There is a facet of physical health that is prominent during an Out Doors program. After a day of physical activity, people are often tired. I call this ‘good tired” as it is completely different from a medication-induced lack of energy which often accompanies a life on multiple medications. Good tired is easily fixed with a good night’s sleep. Soporific medication states are often debilitating, especially after an acute hospitalisation. This is critical since an Out Doors program is focused on capability and not the regimen of the clinical model of mental health. Recovery is our job as participants and focusing on capability can show what medications can do and can sometimes lead to a reduction in the level and type of medications you need to achieve sustainable mental health.

Community, Connection and Support
Interactions with an Out Doors program can also create a ‘bank’ of positive personal experiences which can go a long way toward combating the memory of difficult interactions that occur with clinical services. People are often stranded after a period of hospitalisation because they have been in crisis mode, which is often at odds with their daily life and living situations. Another major benefit of the Outdoors program is that it can provide valuable respite for Carers, many of whom are rested and impressed with the improvement of their loved one after a multi-day program.

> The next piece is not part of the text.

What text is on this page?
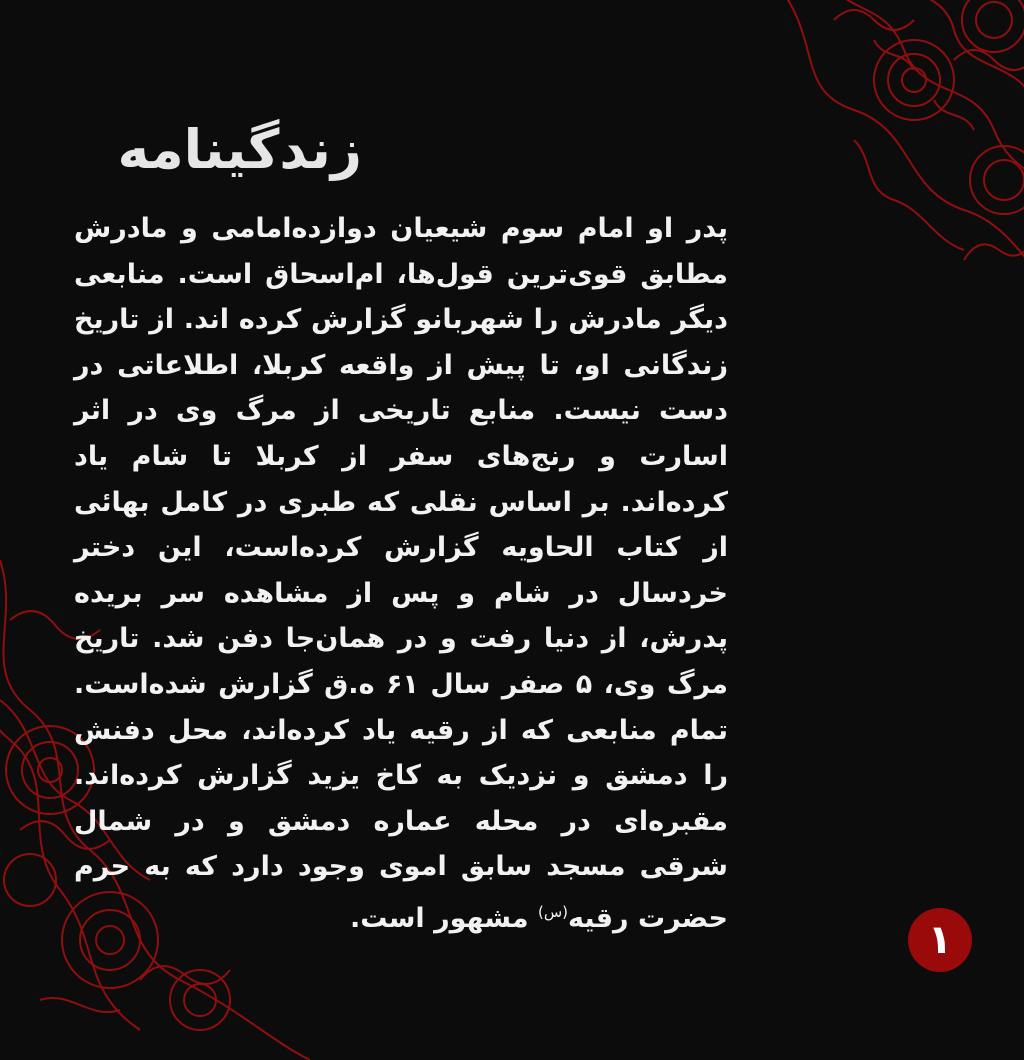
زندگینامه

پدر او امام سوم شیعیان دوازده‌امامی و مادرش مطابق قوی‌ترین قول‌ها، ام‌اسحاق است. منابعی دیگر مادرش را شهربانو گزارش کرده اند. از تاریخ زندگانی او، تا پیش از واقعه کربلا، اطلاعاتی در دست نیست. منابع تاریخی از مرگ وی در اثر اسارت و رنج‌های سفر از کربلا تا شام یاد کرده‌اند. بر اساس نقلی که طبری در کامل بهائی از کتاب الحاویه گزارش کرده‌است، این دختر خردسال در شام و پس از مشاهده سر بریده پدرش، از دنیا رفت و در همان‌جا دفن شد. تاریخ مرگ وی، ۵ صفر سال ۶۱ ه.ق گزارش شده‌است. تمام منابعی که از رقیه یاد کرده‌اند، محل دفنش را دمشق و نزدیک به کاخ یزید گزارش کرده‌اند. مقبره‌ای در محله عماره دمشق و در شمال شرقی مسجد سابق اموی وجود دارد که به حرم حضرت رقیه$^{(س)}$ مشهور است.	۱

I don’t know what the staff selection processes are, but I have seen many staff over my time at Out Doors and it continually delights me because of the quality and personas of full-time and sessional staff. Staff come from various adventure backgrounds and have always been professional, respectful, enthusiastic, and supportive. This is good evidence of a great culture maintained over time by good management and consistent goals.
Giving Back and Looking Forward
I have been involved in the acute environment as an inpatient over half a dozen times in my life. Usually, the first place that I look toward is Out Doors to create and sustain my recovery. I have been able to give back to Out Doors in a few different ways. I was part of the mentor program and was involved initially in the creation of this newsletter. I also participated in the Mental Health First Aid training during lockdowns and I have since used this training to good effect on several occasions.
Out Doors is an oasis in the desert that is the mental health system.
About the author.
Bernie McCormick, Former Board Director at MIND Australia for over 10 years. Bernie has a varied academic background including architecture, environmental engineering and psychology. Bernie has experience in the mental health system as a consumer for the last 34 years. For the last 25 years he has been active in some form of consumer perspective driven role. He has worked as a consumer consultant in two Australian Mental Health services and as information officer at VMIAC, where he was also the VMIAC newsletter editor for just under 10 years. He has lectured at Universities and TAFE on consumer issues and perspectives and has been a recipient of many and varied Mental Health services. In the last decade he has also worked in various roles including the Assessment and Referral Court (ARC) List at the Melbourne Magistrates’ Court writing educational insight documents for court staff. Bernie also works as a freelance consumer consultant in other areas of the system such as MHV and NWMH as required and where his experience is sought.